Slow It Down, Lord: Dreams Can Wait but This Moment Can’t
I used to be the girl who wanted everything right now.
Dreams in my journal.
Goals on my vision board.
A checklist of ambition, mapped out by age and stage—
all fueled by passion, drive, and the belief that if I worked hard enough, I’d have it all.
But then came you.
And everything changed.
Now, the girl who once wanted everything quickly… just wants time to slow down.
Because I see it—
The way your hands are already getting bigger.
The way your baby babbles are turning into words.
The way your sleepy weight against my chest won’t always feel this small.
And while my dreams are still alive, still burning quietly in the background…
You are here. Right now. Growing too fast.
Sometimes I whisper prayers through tears while folding laundry or nursing at dawn:
“Lord, I know You put purpose in my heart. I know You called me to more. But if it takes 3, even 5 more years for those dreams to blossom, let time go slower now. Let me stay in this holy, fleeting season just a little longer.”
Because the success I once chased so urgently…
it now bows to this moment.
To your giggle.
To your first steps.
To the sleepy “mama” that melts every part of me.
I’m still her—the girl with dreams.
But I’ve become someone deeper now. Someone softer.

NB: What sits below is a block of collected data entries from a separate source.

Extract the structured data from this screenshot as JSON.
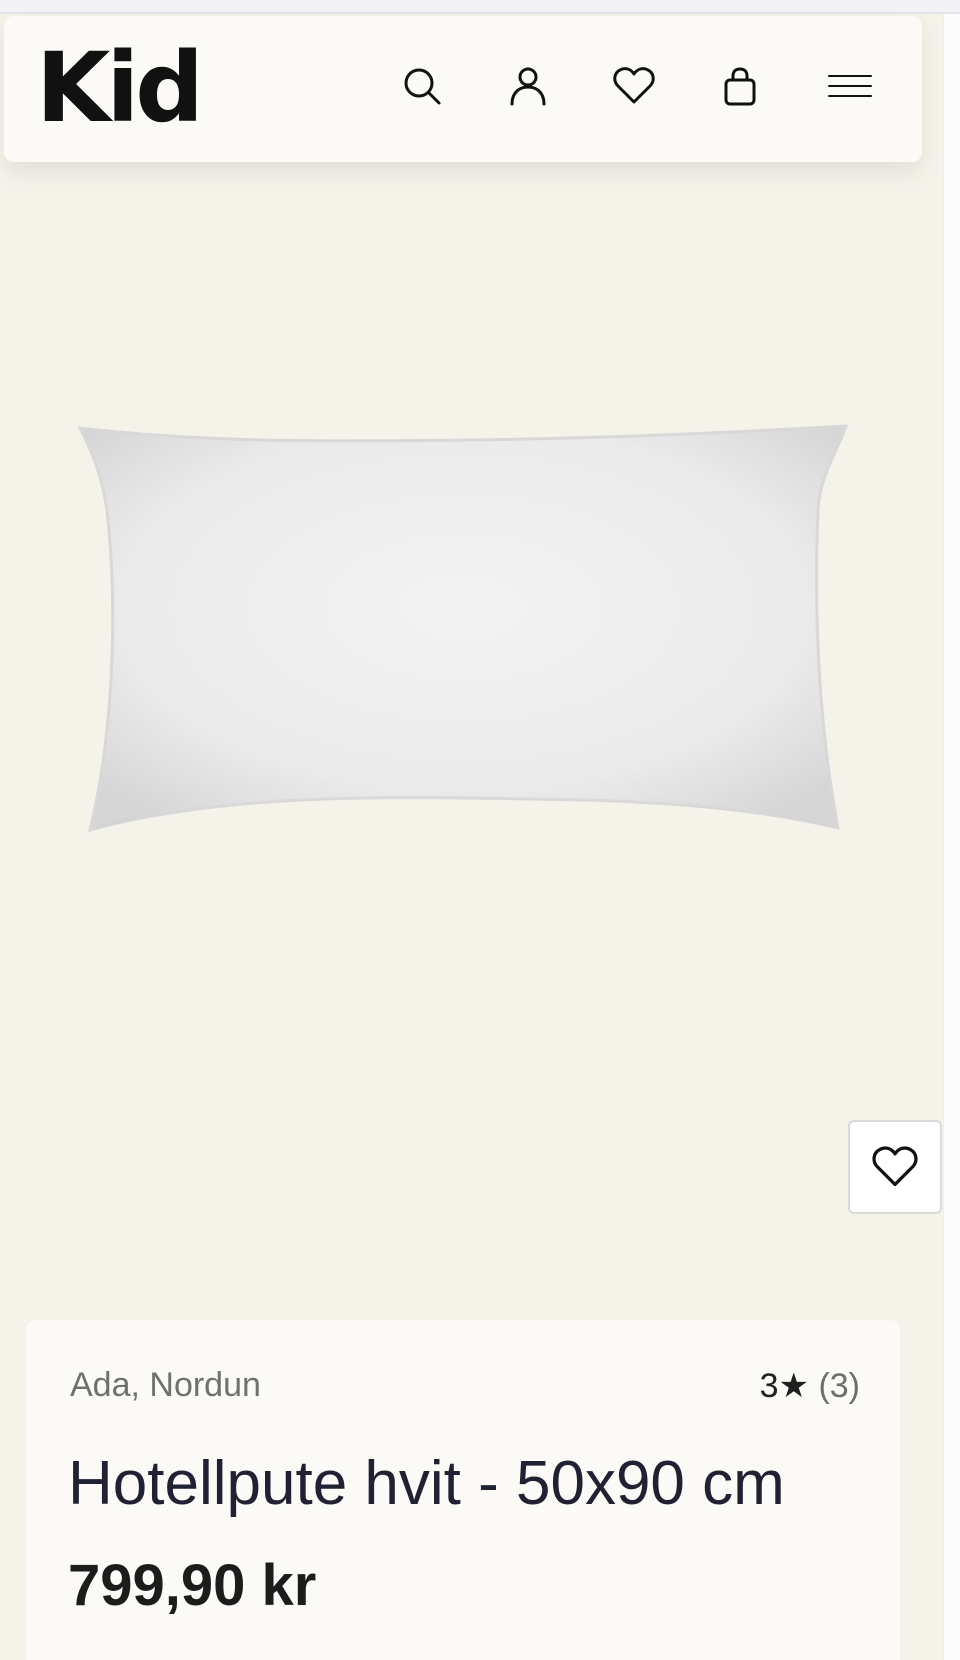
{
  "header": {
    "logo_text": "Kid",
    "icons": {
      "search": "search-icon",
      "account": "user-icon",
      "wishlist": "heart-icon",
      "cart": "shopping-bag-icon",
      "menu": "hamburger-menu-icon"
    }
  },
  "product": {
    "image": "white-pillow-product-image",
    "brand": "Ada, Nordun",
    "rating_value": "3",
    "rating_star": "★",
    "rating_count": "(3)",
    "title": "Hotellpute hvit - 50x90 cm",
    "price": "799,90 kr",
    "wishlist_icon": "heart-icon"
  },
  "colors": {
    "page_background": "#f5f2ea",
    "card_background": "#fbfaf6",
    "text_dark": "#1c1c1c",
    "text_muted": "#707070"
  }
}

A mother whose definition of success is no longer tied only to titles or timelines, but to the legacy of love she’s building at home.
I know my dreams will come.
Maybe slower than I expected.
Maybe in ways I didn’t imagine.
But I trust God’s timing more than mine.
Because He didn’t just give me a vision—
He gave me you, too.
And if this is the season to sit in the quiet,
to rock you just a little longer,
to memorize your laugh,
to pause my hustle so I can be fully present for your wonder…
Then I welcome it.
I embrace it.
I pray for it.
Let the dreams unfold in time.
But let this—this sacred season of snuggles, bottles, giggles, and grace—
stay with me a little longer.
Because right now, I don’t need “everything.”
I just need you.
And maybe a few more slow, beautiful days like this.